El caso es que cada vez que releo, añado, como si no quisiera terminar nunca de escribir. Mis renglones siempre están en obras y, aún los más antiguos, ahora desescombrados de entre alguna carpeta del ordenador, continuan escribiéndose y desescribiéndose lentamente, sin prisa, sin pausa, sin fin.

Me gustaría escribir canciones en lugar de prosa. Por un lado, por lo interesante que resulta acompañar una melodía con palabras que se dicen en un tono armonioso y quedan, en muchas ocasiones para siempre, unidas a su música como si esa música ya fuese parte de las palabras o viceversa: porque yo nací en el mediterráneo, eso que llaman amor para vivir, porque es más fácil encontrar rosas en el mar, que hubiera sido si antes te hubiera conocido y a los hijos del rock and roll: bienvenidos.

Pero no sé hacerlo, nunca he sabido. A lo más que me atrevo es a envolver mis palabras en una música bajita —que no sé si les ayuda o les estorba— mientras las dejo correr sobre este papel electrónico que es capaz de llegar tan lejos en las distancias y en los tiempos.
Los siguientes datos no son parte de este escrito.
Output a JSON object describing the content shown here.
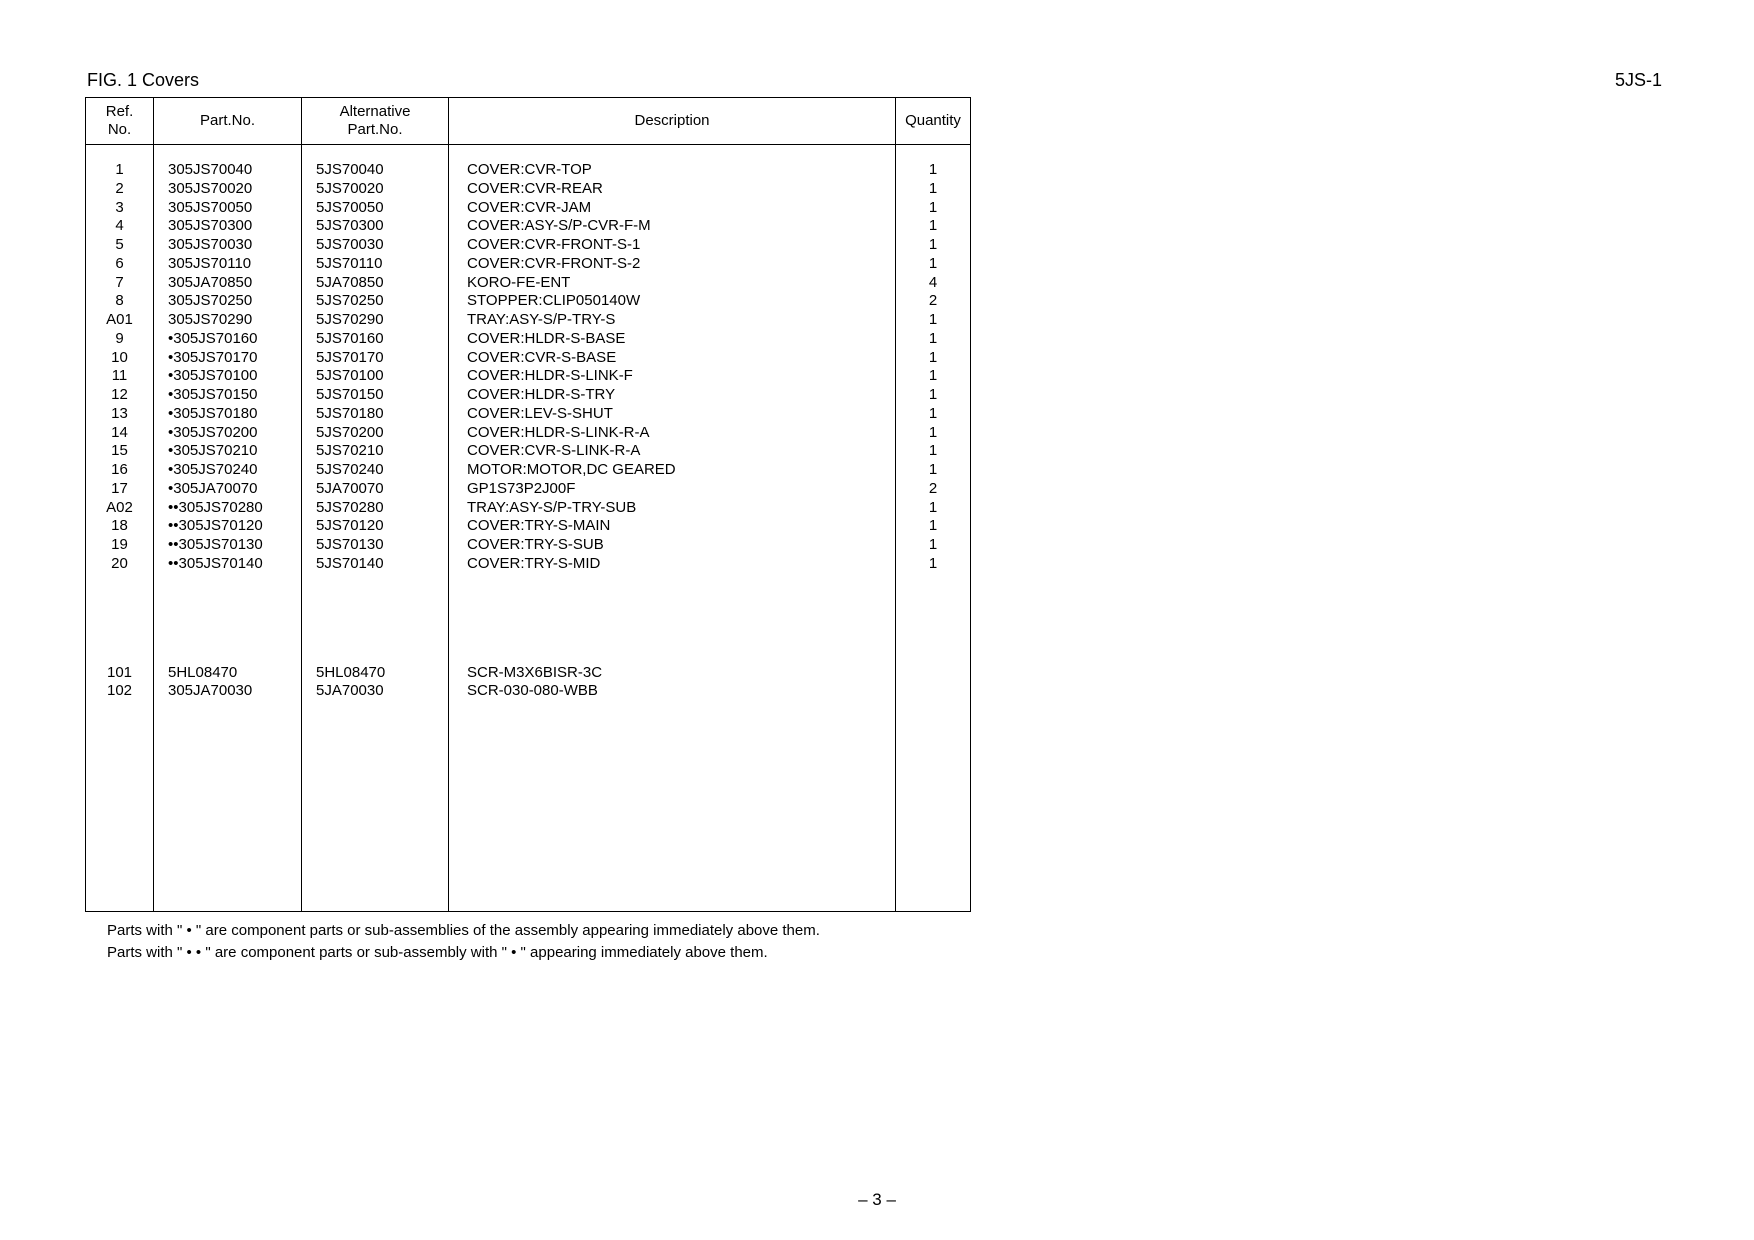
{
  "header": {
    "fig_title": "FIG.   1   Covers",
    "model_code": "5JS-1"
  },
  "table": {
    "columns": {
      "ref": "Ref.\nNo.",
      "part": "Part.No.",
      "alt": "Alternative\nPart.No.",
      "desc": "Description",
      "qty": "Quantity"
    },
    "rows": [
      {
        "ref": "1",
        "part": "305JS70040",
        "alt": "5JS70040",
        "desc": "COVER:CVR-TOP",
        "qty": "1"
      },
      {
        "ref": "2",
        "part": "305JS70020",
        "alt": "5JS70020",
        "desc": "COVER:CVR-REAR",
        "qty": "1"
      },
      {
        "ref": "3",
        "part": "305JS70050",
        "alt": "5JS70050",
        "desc": "COVER:CVR-JAM",
        "qty": "1"
      },
      {
        "ref": "4",
        "part": "305JS70300",
        "alt": "5JS70300",
        "desc": "COVER:ASY-S/P-CVR-F-M",
        "qty": "1"
      },
      {
        "ref": "5",
        "part": "305JS70030",
        "alt": "5JS70030",
        "desc": "COVER:CVR-FRONT-S-1",
        "qty": "1"
      },
      {
        "ref": "6",
        "part": "305JS70110",
        "alt": "5JS70110",
        "desc": "COVER:CVR-FRONT-S-2",
        "qty": "1"
      },
      {
        "ref": "7",
        "part": "305JA70850",
        "alt": "5JA70850",
        "desc": "KORO-FE-ENT",
        "qty": "4"
      },
      {
        "ref": "8",
        "part": "305JS70250",
        "alt": "5JS70250",
        "desc": "STOPPER:CLIP050140W",
        "qty": "2"
      },
      {
        "ref": "A01",
        "part": "305JS70290",
        "alt": "5JS70290",
        "desc": "TRAY:ASY-S/P-TRY-S",
        "qty": "1"
      },
      {
        "ref": "9",
        "part": "•305JS70160",
        "alt": "5JS70160",
        "desc": "COVER:HLDR-S-BASE",
        "qty": "1"
      },
      {
        "ref": "10",
        "part": "•305JS70170",
        "alt": "5JS70170",
        "desc": "COVER:CVR-S-BASE",
        "qty": "1"
      },
      {
        "ref": "11",
        "part": "•305JS70100",
        "alt": "5JS70100",
        "desc": "COVER:HLDR-S-LINK-F",
        "qty": "1"
      },
      {
        "ref": "12",
        "part": "•305JS70150",
        "alt": "5JS70150",
        "desc": "COVER:HLDR-S-TRY",
        "qty": "1"
      },
      {
        "ref": "13",
        "part": "•305JS70180",
        "alt": "5JS70180",
        "desc": "COVER:LEV-S-SHUT",
        "qty": "1"
      },
      {
        "ref": "14",
        "part": "•305JS70200",
        "alt": "5JS70200",
        "desc": "COVER:HLDR-S-LINK-R-A",
        "qty": "1"
      },
      {
        "ref": "15",
        "part": "•305JS70210",
        "alt": "5JS70210",
        "desc": "COVER:CVR-S-LINK-R-A",
        "qty": "1"
      },
      {
        "ref": "16",
        "part": "•305JS70240",
        "alt": "5JS70240",
        "desc": "MOTOR:MOTOR,DC GEARED",
        "qty": "1"
      },
      {
        "ref": "17",
        "part": "•305JA70070",
        "alt": "5JA70070",
        "desc": "GP1S73P2J00F",
        "qty": "2"
      },
      {
        "ref": "A02",
        "part": "••305JS70280",
        "alt": "5JS70280",
        "desc": "TRAY:ASY-S/P-TRY-SUB",
        "qty": "1"
      },
      {
        "ref": "18",
        "part": "••305JS70120",
        "alt": "5JS70120",
        "desc": "COVER:TRY-S-MAIN",
        "qty": "1"
      },
      {
        "ref": "19",
        "part": "••305JS70130",
        "alt": "5JS70130",
        "desc": "COVER:TRY-S-SUB",
        "qty": "1"
      },
      {
        "ref": "20",
        "part": "••305JS70140",
        "alt": "5JS70140",
        "desc": "COVER:TRY-S-MID",
        "qty": "1"
      }
    ],
    "rows2": [
      {
        "ref": "101",
        "part": "5HL08470",
        "alt": "5HL08470",
        "desc": "SCR-M3X6BISR-3C",
        "qty": ""
      },
      {
        "ref": "102",
        "part": "305JA70030",
        "alt": "5JA70030",
        "desc": "SCR-030-080-WBB",
        "qty": ""
      }
    ]
  },
  "footnotes": {
    "line1": "Parts with \" • \" are component parts or sub-assemblies of the assembly appearing immediately above them.",
    "line2": "Parts with \" • • \" are component parts or sub-assembly with \" • \" appearing immediately above them."
  },
  "page_number": "– 3 –"
}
Pero mis palabras nunca suenan a canción, ni mis poemas riman con ritmo… Ni siquiera suenan a canción las canciones de otros cuando las canto yo a voz en grito.

Pero más allá de escribir una canción, más allá de los trucos tan chulos que se pueden usar en ellas, lo verdaderamente maravilloso sería ser capaz de escribir decir todo lo que quiero decir a la primera, sin que me falte nada, como si escribir no fuese probarse la vida delante de un espejo y ver cómo te queda.
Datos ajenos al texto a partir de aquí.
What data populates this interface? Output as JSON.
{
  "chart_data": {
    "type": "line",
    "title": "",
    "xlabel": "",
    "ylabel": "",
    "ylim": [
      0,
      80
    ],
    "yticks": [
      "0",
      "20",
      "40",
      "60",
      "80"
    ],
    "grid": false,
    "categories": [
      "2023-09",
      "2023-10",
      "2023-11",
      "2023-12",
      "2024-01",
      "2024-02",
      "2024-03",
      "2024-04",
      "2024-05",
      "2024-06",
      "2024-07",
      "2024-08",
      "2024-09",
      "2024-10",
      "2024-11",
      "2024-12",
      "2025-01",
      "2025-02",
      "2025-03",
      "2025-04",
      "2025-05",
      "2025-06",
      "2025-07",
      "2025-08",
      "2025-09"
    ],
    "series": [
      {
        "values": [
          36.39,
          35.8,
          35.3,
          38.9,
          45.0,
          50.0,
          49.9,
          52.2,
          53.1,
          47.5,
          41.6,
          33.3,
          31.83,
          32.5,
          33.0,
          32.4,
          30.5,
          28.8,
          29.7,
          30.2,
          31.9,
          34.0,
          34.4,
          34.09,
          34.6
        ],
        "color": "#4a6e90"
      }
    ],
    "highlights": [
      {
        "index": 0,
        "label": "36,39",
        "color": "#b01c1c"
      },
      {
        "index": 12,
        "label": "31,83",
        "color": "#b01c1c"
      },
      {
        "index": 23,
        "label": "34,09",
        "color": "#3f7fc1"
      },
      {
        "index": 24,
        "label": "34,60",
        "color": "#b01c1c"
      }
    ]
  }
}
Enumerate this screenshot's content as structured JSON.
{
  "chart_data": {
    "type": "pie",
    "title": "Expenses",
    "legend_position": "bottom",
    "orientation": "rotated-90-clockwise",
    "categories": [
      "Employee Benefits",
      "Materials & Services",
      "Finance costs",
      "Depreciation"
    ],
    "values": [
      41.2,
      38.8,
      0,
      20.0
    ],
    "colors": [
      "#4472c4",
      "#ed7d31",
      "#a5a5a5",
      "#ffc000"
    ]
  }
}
Porque me temo, y esto lo he descubierto hace poco, que todo lo que escribo se va transformando despacio, muy lentamente, en una larga colección de cosas que no dije, de palabras que me faltaron, de mensajes que no llegaron y que, probablemente, ahora ya no importan.

Y aunque tal vez ya no importan, cuando releo lo que escribo noto que me faltan sílabas, que me faltan palabras, que me faltan frases enteras y que ahora las tecleo como quien las ensaya delante del espejo.

Las cosas que nunca te dije (Mundo Chillón, Verbena Popular Underground, 2011) (cover de El Jose y Blanca Almendrita)

Táctica y destiempo

En las relaciones personales, y por supuesto en el amor, todos caemos en la trampa de la táctica.

Hay montones de influencers que dedican horas de vídeo y pamplinas al noble oficio de sacarnos de nuestros errores y promover sus propias recetas y enseñanzas para cosas de lo más variopinto.

Perder barriga haciendo ejercicios sentado en un silla, mantener la flexibilidad de los hombros con el palo de una escoba, detectar cuando le gustamos a alguien con solo hacerle tres preguntas esotéricas.

Cinco indicios para saber si tu relación está a punto de venirse abajo, el modo de peinarse para parecer más alto o cómo hacer el delicioso para que tu pareja se haga adicta.

A esto hay que añadir la retahíla de estrategias que uno mamó desde niño y que ahora tienen nombres ingleses: ghosting, curving, pocketingSituationship y benching, da igual que lo hagas o que te lo hayan hecho, uno aprende, paperclipping va, breadcrumbing viene, que es imprescindible tener alguna táctica.

Desde el chantaje emocional de «si me queréis, irse», hasta la dignidad de «si me quieren, que me busquen», toda la vida vamos de estrategia en estrategia, como si hubiese alguna manera de que nos quieran aquellos que no nos quieren pero que siempre nos buscan cuando les podemos ser útiles.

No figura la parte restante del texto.